Should kephale be translated "leader"?

Suzanne's latest post on her Bookshelf blog has a statement which will not please some:
(Headship refers to marriage not to behaviour in the assembly.)
In the debates over the roles women can have in the church and home some (many?) believe that women are to submit to the "headship" of men in the assembly (or church, if you prefer).

But that is not what the biblical texts say. Note this essentially literal rendering from the RSV:
But I want you to understand that the head of every man is Christ, the head of a woman is her husband, and the head of Christ is God. (1 Cor. 11:3 RSV)
Some might call translation of the Greek word aner as "husband", rather than "man", interpretive translation, but aner often does mean 'husband' in Greek, especially when it is juxtaposed to gune ('woman' or 'wife') as it is in 1 Cor. 11:3.

In Ephesians 5:22-24 Paul clarifies whether aner in 1 Cor. 11:3 refers to a certain man, any man, or a husband:
22. Wives, submit to your own husbands, as to the Lord.
23. For the husband is the head of the wife even as Christ is the head of the church, his body, and is himself its Savior.
24. Now as the church submits to Christ, so also wives should submit in everything to their husbands. (ESV)
The head of a woman is not any man. It is not a group of men, such as elders of a church. The head of a married woman is her husband. This is what Eph. 5:23 says. Dr. Sarah Sumner, who follows the biblical texts closely, makes the same point in her recent book, Men and Woman in the Church. That point is translated clearly in the RSV and several other English versions.
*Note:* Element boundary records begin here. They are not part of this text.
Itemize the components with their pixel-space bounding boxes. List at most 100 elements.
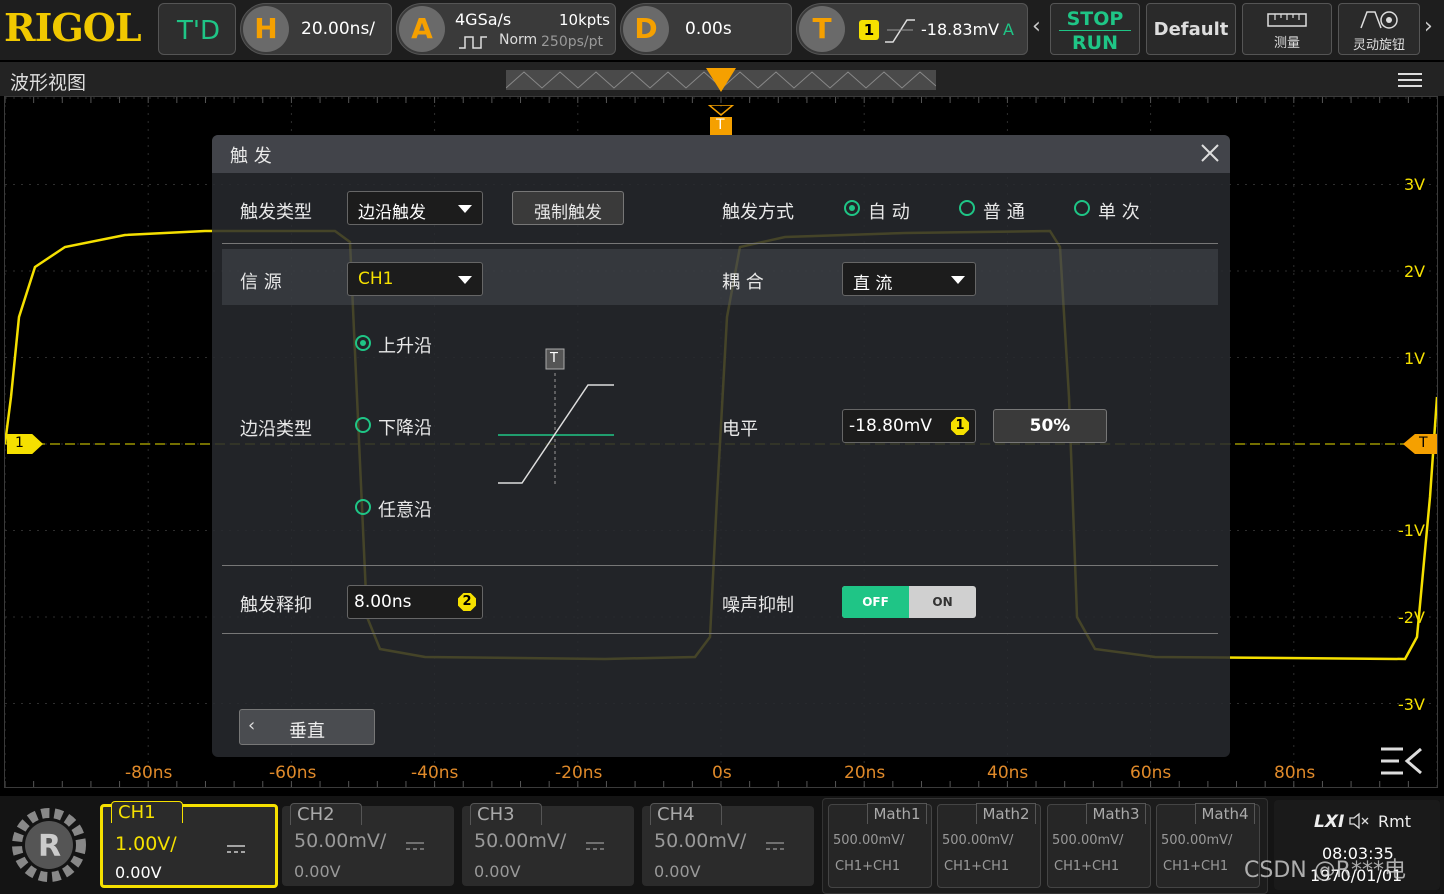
ch2-offset: 0.00V	[294, 862, 341, 881]
holdoff-input[interactable]: 8.00ns 2	[347, 585, 483, 619]
math2-tab: Math2	[976, 803, 1036, 824]
trigger-type-select[interactable]: 边沿触发	[347, 191, 483, 225]
math2-expr: CH1+CH1	[944, 859, 1010, 874]
ch4-offset: 0.00V	[654, 862, 701, 881]
time-mode-button[interactable]: T'D	[158, 3, 236, 55]
timebase-value: 20.00ns/	[301, 19, 376, 39]
trigger-level: -18.83mV	[921, 20, 1000, 39]
slope-falling-radio[interactable]	[355, 417, 371, 433]
acquire-icon: A	[399, 6, 445, 52]
trigger-type-value: 边沿触发	[358, 203, 426, 223]
measure-label: 测量	[1273, 36, 1300, 51]
coupling-label: 耦 合	[722, 272, 764, 293]
trigger-mode-letter: A	[1003, 20, 1014, 39]
math4-tab: Math4	[1195, 803, 1255, 824]
source-select[interactable]: CH1	[347, 262, 483, 296]
math3-scale: 500.00mV/	[1052, 833, 1124, 848]
scroll-left-icon[interactable]: ‹	[1032, 14, 1046, 42]
acquire-button[interactable]: A 4GSa/s 10kpts Norm 250ps/pt	[396, 3, 616, 55]
math1-panel[interactable]: Math1 500.00mV/ CH1+CH1	[828, 803, 932, 888]
y-tick-label: 2V	[1404, 262, 1426, 281]
holdoff-value: 8.00ns	[354, 592, 412, 612]
slope-either-radio[interactable]	[355, 499, 371, 515]
math2-panel[interactable]: Math2 500.00mV/ CH1+CH1	[937, 803, 1041, 888]
sweep-auto-radio[interactable]	[844, 200, 860, 216]
force-trigger-label: 强制触发	[534, 203, 602, 223]
horizontal-button[interactable]: H 20.00ns/	[240, 3, 392, 55]
math3-tab: Math3	[1086, 803, 1146, 824]
trigger-position-marker[interactable]: T	[706, 104, 736, 135]
slope-rising-radio[interactable]	[355, 335, 371, 351]
lxi-label: LXI	[1314, 812, 1345, 832]
noise-reject-toggle[interactable]: OFF ON	[842, 586, 976, 618]
acquire-mode: Norm	[499, 32, 538, 48]
measure-button[interactable]: 测量	[1242, 3, 1332, 55]
ch4-panel[interactable]: CH4 50.00mV/ 0.00V	[642, 803, 814, 886]
y-tick-label: -2V	[1398, 608, 1425, 627]
level-value: -18.80mV	[849, 416, 932, 436]
sweep-single-radio[interactable]	[1074, 200, 1090, 216]
waveform-view-header: 波形视图	[0, 62, 1444, 96]
ch1-scale: 1.00V/	[115, 833, 177, 855]
close-icon[interactable]	[1200, 143, 1220, 163]
time-resolution: 250ps/pt	[541, 34, 603, 50]
delay-icon: D	[623, 6, 669, 52]
smart-knob-button[interactable]: 灵动旋钮	[1338, 3, 1420, 55]
home-gear-icon[interactable]: R	[8, 804, 90, 886]
trigger-icon: T	[799, 6, 845, 52]
top-status-bar: RIGOL T'D H 20.00ns/ A 4GSa/s 10kpts Nor…	[0, 0, 1444, 60]
holdoff-label: 触发释抑	[240, 595, 312, 616]
sweep-normal-label: 普 通	[983, 202, 1025, 223]
sweep-single-label: 单 次	[1098, 202, 1140, 223]
trigger-button[interactable]: T 1 -18.83mV A	[796, 3, 1028, 55]
level-input[interactable]: -18.80mV 1	[842, 409, 976, 443]
run-stop-button[interactable]: STOP RUN	[1050, 3, 1140, 55]
level-50-label: 50%	[1029, 416, 1071, 436]
speaker-mute-icon[interactable]	[1348, 812, 1370, 830]
y-tick-label: -1V	[1398, 521, 1425, 540]
x-tick-label: -60ns	[269, 763, 317, 783]
knob-label: 灵动旋钮	[1352, 38, 1405, 53]
ch3-offset: 0.00V	[474, 862, 521, 881]
sweep-normal-radio[interactable]	[959, 200, 975, 216]
knob-2-badge: 2	[458, 593, 476, 611]
knob-icon	[1359, 8, 1399, 30]
ch1-offset: 0.00V	[115, 863, 162, 882]
toggle-off-label: OFF	[862, 595, 889, 609]
ch3-panel[interactable]: CH3 50.00mV/ 0.00V	[462, 803, 634, 886]
level-label: 电平	[722, 419, 758, 440]
default-button[interactable]: Default	[1146, 3, 1236, 55]
bottom-channel-bar: R CH1 1.00V/ 0.00V CH2 50.00mV/ 0.00V CH…	[0, 796, 1444, 894]
rising-edge-diagram: T	[496, 347, 616, 487]
slope-type-label: 边沿类型	[240, 419, 312, 440]
menu-icon[interactable]	[1398, 72, 1422, 88]
back-vertical-button[interactable]: ‹ 垂直	[239, 709, 375, 745]
slope-falling-label: 下降沿	[378, 418, 432, 439]
dialog-title: 触 发	[230, 146, 272, 167]
rising-edge-icon	[885, 16, 915, 44]
divider	[222, 565, 1218, 566]
knob-1-badge: 1	[951, 417, 969, 435]
scroll-right-icon[interactable]: ›	[1424, 14, 1438, 42]
collapse-icon[interactable]	[1379, 745, 1423, 777]
divider	[222, 243, 1218, 244]
horizontal-icon: H	[243, 6, 289, 52]
delay-button[interactable]: D 0.00s	[620, 3, 792, 55]
level-50-button[interactable]: 50%	[993, 409, 1107, 443]
force-trigger-button[interactable]: 强制触发	[512, 191, 624, 225]
rigol-logo: RIGOL	[4, 5, 142, 50]
delay-value: 0.00s	[685, 19, 732, 39]
ch1-panel[interactable]: CH1 1.00V/ 0.00V	[100, 801, 278, 888]
math3-panel[interactable]: Math3 500.00mV/ CH1+CH1	[1047, 803, 1151, 888]
ch3-scale: 50.00mV/	[474, 830, 567, 852]
back-vertical-label: 垂直	[289, 721, 325, 742]
coupling-select[interactable]: 直 流	[842, 262, 976, 296]
watermark: CSDN @R***电	[1244, 858, 1407, 883]
sweep-auto-label: 自 动	[868, 202, 910, 223]
sweep-mode-label: 触发方式	[722, 202, 794, 223]
divider	[222, 633, 1218, 634]
ch2-panel[interactable]: CH2 50.00mV/ 0.00V	[282, 803, 454, 886]
x-tick-label: 40ns	[987, 763, 1029, 783]
trigger-type-label: 触发类型	[240, 202, 312, 223]
run-label: RUN	[1072, 32, 1118, 54]
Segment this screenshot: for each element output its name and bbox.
When the Bible teaches about headship, it is probably best to translate Greek kephale directly as "head." None of us knows precisely what kephale meant with all its connotations, allusions, and additional teaching that it can trigger. Clearly there is something special about the relationship between a biblical "head" and the group or person that submits to it. We must not go beyond what the Bible says about headship and import (eisegete) our own ideas about it, extending what the biblical text actually says to teachings about leadership roles in the church. They are two separate issues and accurate Bible translations carefully distinguish the two.

Adequate Bible versions should communicate in translation as much as, and no more than, what the biblical texts say and what they mean by what they say.

3 Comments:

At Tue Apr 18, 09:29:00 AM, Blogger lingamish said...
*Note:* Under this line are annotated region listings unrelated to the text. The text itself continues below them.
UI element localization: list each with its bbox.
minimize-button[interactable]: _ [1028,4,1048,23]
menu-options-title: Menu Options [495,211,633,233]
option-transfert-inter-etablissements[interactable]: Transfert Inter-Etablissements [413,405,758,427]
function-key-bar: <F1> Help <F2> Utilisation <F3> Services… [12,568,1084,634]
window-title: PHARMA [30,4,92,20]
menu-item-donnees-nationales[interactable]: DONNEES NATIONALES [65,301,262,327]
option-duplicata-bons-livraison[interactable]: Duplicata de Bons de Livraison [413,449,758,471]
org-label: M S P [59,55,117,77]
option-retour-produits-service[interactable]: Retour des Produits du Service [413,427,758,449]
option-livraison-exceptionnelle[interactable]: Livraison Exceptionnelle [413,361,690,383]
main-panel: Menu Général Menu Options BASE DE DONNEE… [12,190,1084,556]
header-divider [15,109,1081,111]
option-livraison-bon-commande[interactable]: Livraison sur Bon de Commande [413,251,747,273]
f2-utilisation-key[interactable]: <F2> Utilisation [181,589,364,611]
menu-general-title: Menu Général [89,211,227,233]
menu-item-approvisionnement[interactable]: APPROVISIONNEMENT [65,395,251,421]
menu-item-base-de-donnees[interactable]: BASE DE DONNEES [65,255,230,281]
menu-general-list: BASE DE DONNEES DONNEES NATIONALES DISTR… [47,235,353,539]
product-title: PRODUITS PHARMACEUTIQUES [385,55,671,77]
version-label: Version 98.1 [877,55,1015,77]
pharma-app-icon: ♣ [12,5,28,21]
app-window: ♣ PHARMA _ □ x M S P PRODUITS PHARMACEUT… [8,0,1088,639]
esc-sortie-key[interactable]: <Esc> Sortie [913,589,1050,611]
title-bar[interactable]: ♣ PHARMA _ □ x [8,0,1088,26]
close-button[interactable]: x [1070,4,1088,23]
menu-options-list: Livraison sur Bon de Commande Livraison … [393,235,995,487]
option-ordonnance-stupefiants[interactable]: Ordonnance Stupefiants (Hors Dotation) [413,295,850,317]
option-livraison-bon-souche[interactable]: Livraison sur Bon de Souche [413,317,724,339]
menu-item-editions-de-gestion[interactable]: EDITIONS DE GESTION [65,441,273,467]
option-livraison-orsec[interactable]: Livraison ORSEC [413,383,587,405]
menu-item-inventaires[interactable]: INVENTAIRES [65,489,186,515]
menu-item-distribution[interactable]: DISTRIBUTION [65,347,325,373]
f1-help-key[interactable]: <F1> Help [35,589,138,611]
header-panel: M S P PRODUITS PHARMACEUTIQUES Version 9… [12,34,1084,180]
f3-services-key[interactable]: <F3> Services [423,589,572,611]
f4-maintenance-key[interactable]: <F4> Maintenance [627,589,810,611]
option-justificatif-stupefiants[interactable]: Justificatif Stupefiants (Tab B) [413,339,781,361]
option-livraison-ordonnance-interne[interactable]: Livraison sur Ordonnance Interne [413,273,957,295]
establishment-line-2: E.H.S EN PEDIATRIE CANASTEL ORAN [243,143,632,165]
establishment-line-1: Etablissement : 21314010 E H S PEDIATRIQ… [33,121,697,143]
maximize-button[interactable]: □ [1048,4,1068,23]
Many in the debates over the roles women can have in the church and home believe that women are to submit to the "headship" of men in the assembly (or church, if you prefer).

I had to read that several times. Many (people)?

What I hear you saying here is that in Eph 5.22-23 the headship described refers only to the relationship between a wife and her husband, and does not extend to any man in the assembly.

There is quite a lot of hierarchy outlined in Paul's writings, but I think there is a telling omission.

I would expect to see something like, "Assembly submit to your overseer." But that in fact never occurs. Is that because those reading the Greek understood the roles of members of an assembly in a way we don't today? Perhaps the 1st century assembly was far more democratic than our churches today.

 
At Tue Apr 18, 09:56:00 AM, Blogger Wayne Leman said...

I posted:

Many in the debates over the roles women can have in the church and home believe that women are to submit to the "headship" of men in the assembly (or church, if you prefer).

Lingamish commented:

I had to read that several times. Many (people)?

Lingamish, I have revised that sentence slightly. I hope it makes better sense now. And I also hope I now have avoided any hint of the logical fallacy of an appeal to numbers!

:-)

You keep me on my toes. That's good exercise!

 
At Tue Apr 18, 08:05:00 PM, Blogger Eduardo said...

Wayne, you have touched a hornet's nest with this, but I found your post excellent. It is informative, clear, concise, and helpful. I hope to find it should I have to partake in the headship/equality polemics. Thanks!